O valor cobrado de dívida à Segurança Social foi de 434,2 milhões de euros em 2021, o mais baixo dos últimos dez anos, segundo o relatório de atividades do Instituto de Gestão Financeira da Segurança Social.

Dívida cobrada pela Segurança Social atinge em 2021 valor mais baixo da década

Dívida cobrada pela Segurança Social atinge em 2021 valor mais baixo da década

O valor cobrado de dívida à Segurança Social foi de 434,2 milhões de euros em 2021, o mais baixo dos últimos dez anos, segundo o relatório de atividades do Instituto de Gestão Financeira da Segurança Social.

De acordo com o relatório de atividades de 2021, a cobrança atingiu nesse ano o valor mais baixo desde pelo menos 2011 e, face a 2020, registou um decréscimo de 7,7%.

Segundo explica o instituto no documento, “o prazo de suspensão dos processos de execução fiscal, acoplado à situação de contração da economia e das dificuldades sentidas pelos agentes económicos, como resultado da situação pandémica vivida, impactou, de forma direta e imediata na concretização do objetivo de cobrança” tanto a pessoas singulares como a entidades empregadoras.

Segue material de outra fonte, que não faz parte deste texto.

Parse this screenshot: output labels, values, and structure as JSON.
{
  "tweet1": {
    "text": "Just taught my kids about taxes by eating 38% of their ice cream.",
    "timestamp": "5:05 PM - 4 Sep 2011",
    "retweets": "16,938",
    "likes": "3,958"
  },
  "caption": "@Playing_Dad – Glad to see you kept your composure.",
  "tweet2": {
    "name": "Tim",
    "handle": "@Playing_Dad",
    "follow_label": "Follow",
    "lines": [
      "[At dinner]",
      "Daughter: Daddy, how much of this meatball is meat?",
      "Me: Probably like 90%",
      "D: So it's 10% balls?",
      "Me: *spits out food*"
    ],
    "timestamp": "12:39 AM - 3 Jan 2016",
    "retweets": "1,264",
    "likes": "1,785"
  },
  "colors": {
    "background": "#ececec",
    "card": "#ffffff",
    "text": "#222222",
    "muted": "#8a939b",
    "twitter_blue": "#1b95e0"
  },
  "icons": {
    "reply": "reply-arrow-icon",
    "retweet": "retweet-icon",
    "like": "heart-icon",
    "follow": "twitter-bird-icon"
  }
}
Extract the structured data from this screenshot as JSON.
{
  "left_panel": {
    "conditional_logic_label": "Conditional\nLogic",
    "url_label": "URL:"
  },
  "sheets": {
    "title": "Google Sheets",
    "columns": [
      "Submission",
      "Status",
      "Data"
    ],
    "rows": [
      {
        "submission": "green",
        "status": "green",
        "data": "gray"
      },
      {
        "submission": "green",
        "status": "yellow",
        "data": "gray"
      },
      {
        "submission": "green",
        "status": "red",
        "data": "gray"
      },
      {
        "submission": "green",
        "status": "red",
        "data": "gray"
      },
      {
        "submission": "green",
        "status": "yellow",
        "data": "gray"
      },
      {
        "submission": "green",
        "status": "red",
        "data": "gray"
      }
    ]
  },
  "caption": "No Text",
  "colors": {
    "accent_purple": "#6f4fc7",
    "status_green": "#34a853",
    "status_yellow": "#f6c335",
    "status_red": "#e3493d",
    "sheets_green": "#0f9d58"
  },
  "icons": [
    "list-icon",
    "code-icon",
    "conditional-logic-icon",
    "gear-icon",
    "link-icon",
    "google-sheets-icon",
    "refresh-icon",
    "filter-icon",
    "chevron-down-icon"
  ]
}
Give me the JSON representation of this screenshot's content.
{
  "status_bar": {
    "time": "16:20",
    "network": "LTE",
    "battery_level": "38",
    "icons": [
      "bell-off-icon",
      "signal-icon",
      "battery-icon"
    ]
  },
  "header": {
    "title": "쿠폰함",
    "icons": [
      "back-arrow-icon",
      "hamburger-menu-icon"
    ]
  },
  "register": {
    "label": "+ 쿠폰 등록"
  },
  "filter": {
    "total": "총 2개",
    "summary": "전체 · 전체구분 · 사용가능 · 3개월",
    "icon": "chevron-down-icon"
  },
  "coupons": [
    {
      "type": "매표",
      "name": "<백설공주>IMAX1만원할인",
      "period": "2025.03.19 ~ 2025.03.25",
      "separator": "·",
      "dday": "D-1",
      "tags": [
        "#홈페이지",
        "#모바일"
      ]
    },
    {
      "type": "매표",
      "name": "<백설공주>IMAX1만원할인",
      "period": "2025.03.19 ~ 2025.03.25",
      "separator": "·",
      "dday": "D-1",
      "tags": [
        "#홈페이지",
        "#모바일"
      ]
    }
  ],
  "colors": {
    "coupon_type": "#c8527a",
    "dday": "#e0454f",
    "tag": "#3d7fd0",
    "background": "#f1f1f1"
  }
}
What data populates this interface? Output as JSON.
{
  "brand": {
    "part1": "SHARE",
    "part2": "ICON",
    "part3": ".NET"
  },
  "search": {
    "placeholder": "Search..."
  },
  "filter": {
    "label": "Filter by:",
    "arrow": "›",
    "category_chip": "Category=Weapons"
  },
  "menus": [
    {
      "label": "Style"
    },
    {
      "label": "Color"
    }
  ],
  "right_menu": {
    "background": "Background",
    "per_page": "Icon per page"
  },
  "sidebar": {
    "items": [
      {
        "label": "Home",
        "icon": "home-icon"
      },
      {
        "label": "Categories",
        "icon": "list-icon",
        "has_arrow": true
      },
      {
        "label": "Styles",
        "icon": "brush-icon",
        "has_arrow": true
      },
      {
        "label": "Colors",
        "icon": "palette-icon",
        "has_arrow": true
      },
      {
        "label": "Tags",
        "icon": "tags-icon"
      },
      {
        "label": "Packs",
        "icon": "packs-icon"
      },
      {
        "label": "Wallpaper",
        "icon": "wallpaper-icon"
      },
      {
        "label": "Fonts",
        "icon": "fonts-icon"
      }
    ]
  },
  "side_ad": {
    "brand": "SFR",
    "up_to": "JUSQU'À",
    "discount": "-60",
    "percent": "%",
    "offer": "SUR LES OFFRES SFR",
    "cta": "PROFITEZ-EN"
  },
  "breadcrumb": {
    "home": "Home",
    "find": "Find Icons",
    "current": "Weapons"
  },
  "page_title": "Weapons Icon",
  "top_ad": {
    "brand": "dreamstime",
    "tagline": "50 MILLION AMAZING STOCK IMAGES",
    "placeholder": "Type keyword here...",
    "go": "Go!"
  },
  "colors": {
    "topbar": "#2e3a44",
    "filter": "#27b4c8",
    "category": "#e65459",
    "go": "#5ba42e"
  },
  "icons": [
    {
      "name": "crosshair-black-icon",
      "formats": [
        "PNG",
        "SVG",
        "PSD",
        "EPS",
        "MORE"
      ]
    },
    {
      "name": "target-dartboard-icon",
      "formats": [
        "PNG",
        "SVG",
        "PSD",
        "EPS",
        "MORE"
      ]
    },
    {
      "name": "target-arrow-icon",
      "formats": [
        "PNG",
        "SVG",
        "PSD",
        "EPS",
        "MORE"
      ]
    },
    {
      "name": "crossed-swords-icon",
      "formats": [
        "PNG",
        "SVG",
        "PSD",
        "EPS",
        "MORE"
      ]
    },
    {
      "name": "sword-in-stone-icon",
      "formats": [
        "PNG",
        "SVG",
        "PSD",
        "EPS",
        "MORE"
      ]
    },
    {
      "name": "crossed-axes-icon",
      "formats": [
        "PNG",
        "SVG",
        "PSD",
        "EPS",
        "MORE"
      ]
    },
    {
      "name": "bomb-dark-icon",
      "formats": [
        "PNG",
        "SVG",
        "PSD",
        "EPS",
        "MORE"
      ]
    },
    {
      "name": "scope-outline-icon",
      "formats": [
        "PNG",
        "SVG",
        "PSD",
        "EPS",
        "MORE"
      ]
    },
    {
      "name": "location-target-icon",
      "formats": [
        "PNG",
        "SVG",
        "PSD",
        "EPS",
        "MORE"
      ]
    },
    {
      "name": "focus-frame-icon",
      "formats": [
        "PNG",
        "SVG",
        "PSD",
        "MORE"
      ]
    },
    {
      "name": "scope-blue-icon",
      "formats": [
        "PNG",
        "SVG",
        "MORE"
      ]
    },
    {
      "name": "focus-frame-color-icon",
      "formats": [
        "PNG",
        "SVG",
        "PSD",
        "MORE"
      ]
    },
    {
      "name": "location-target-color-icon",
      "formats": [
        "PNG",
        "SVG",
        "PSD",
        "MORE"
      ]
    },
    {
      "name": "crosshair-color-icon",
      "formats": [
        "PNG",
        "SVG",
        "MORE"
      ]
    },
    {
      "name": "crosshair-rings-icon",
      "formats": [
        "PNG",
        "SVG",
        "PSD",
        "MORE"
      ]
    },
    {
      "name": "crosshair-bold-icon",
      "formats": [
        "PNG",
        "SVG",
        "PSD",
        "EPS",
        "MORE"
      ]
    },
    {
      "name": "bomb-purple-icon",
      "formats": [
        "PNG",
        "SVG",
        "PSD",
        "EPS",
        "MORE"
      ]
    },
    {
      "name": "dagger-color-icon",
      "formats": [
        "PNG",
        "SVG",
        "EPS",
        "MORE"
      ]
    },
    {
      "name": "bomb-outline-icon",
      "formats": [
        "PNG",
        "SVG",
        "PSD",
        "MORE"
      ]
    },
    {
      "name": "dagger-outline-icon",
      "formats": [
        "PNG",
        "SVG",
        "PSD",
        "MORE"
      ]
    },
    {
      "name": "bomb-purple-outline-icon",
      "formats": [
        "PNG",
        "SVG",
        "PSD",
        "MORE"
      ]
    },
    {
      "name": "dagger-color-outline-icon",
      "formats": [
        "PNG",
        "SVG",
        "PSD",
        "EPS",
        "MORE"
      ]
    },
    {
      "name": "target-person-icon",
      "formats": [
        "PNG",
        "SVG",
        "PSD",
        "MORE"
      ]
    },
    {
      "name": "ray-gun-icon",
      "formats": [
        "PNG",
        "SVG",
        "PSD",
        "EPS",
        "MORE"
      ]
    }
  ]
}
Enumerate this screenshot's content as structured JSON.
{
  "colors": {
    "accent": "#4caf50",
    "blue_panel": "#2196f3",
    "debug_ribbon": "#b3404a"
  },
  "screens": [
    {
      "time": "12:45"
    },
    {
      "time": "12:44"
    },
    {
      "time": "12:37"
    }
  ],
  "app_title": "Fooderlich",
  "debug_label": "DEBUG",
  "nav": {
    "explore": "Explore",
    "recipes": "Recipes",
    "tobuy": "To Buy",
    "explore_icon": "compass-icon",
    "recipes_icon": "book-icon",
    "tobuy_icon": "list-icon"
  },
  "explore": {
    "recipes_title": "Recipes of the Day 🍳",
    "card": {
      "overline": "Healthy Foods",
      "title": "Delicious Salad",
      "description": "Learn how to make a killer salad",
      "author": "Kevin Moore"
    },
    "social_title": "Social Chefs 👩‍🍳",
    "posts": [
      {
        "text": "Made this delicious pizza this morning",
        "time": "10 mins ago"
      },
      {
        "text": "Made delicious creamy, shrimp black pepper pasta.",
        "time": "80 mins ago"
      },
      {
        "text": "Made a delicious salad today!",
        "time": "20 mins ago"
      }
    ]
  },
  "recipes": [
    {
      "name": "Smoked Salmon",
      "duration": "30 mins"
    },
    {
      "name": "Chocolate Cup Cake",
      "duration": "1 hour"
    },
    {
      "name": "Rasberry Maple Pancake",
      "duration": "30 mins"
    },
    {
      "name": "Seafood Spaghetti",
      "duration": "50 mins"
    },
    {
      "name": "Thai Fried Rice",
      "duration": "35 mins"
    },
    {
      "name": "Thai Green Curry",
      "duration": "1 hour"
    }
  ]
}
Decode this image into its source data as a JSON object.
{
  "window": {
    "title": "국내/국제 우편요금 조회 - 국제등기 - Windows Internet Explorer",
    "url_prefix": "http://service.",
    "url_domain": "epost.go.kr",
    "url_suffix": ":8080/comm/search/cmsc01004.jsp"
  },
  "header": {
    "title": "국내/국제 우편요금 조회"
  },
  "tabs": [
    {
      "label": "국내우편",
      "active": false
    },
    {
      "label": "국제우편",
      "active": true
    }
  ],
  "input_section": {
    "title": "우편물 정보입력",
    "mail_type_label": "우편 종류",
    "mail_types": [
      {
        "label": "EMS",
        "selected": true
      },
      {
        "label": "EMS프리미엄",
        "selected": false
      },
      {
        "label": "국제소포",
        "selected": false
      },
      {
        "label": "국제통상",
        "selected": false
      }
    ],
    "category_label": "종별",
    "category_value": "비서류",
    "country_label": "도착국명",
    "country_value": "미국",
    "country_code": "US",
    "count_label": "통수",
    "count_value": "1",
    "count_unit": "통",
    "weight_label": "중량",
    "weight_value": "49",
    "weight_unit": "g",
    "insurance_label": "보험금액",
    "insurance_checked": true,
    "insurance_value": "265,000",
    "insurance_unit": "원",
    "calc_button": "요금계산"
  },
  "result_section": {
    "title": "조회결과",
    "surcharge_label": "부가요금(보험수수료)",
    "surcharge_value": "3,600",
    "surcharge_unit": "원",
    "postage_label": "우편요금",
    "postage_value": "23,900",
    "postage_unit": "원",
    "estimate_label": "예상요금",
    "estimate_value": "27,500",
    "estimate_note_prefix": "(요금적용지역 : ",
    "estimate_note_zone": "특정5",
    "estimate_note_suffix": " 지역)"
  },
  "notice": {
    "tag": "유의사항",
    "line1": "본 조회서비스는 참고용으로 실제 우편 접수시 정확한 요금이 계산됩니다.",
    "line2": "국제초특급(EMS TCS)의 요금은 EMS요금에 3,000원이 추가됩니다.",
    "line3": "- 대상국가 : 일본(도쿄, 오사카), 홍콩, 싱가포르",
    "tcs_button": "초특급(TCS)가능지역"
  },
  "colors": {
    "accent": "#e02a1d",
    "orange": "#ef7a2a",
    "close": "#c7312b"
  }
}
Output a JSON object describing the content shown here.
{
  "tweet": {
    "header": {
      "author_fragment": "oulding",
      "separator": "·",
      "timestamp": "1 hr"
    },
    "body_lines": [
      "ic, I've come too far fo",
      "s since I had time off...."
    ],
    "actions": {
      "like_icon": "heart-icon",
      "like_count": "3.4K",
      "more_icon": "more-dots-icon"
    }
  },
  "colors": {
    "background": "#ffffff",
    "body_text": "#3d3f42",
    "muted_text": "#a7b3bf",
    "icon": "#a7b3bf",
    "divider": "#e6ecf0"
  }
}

A redução da cobrança em 2021 corresponde a “uma inversão de tendência nos índices globais de recuperação de valores” face a anos anteriores, salienta o IGFSS.

Ainda assim, a dívida líquida à Segurança Social totalizava no ano passado 2.109,32 milhões de euros, uma redução de 17% face a 2020.

A maior fatia do valor arrecadado coube às entidades empregadoras (82%) e aos trabalhadores independentes (13%), onde se verificaram, no entanto, variações negativas, quer em matéria de instauração quer em matéria de arrecadação face a 2020.

Quanto aos tipos de pagamento, o relatório mostra que os acordos prestacionais continuam a assumir maior relevância (58,5%) no total da dívida recuperada, seguidos dos pagamentos de natureza voluntária (24%) e, por último, pelos pagamentos de índole coerciva (17,2%).

Os pagamentos prestacionais e voluntários caíram face ao ano anterior, mas a cobrança coerciva aumentou em 6%, em termos relativos, e em 29%, em termos absolutos.

“No seguimento da ação coerciva das secções de processo, em período pós suspensão das execuções, foram ordenadas 641.948 penhoras (de contas bancárias, IRS, IVA, créditos entre outras)”, revela o IGFSS.

Já no âmbito dos processos de revitalização, durante o ano de 2021 o valor total enquadrado ascendeu a cerca de 109,8 milhões de euros, um aumento de 11,8% face a 2020, indica o instituto, destacando “uma variação positiva de 64,1% no que respeita ao número de postos de trabalho salvaguardados”, que abrangeram 9.809 trabalhadores.

“O ano de 2021 manteve o desafio já sentido em 2020 no que respeita à recuperação do crédito da Segurança Social aliado a processos de recuperação de empresas e de devedores não empresariais fruto da situação de pandemia provocada pela doença covid-19 e a consequente retração económica”, destaca o instituto.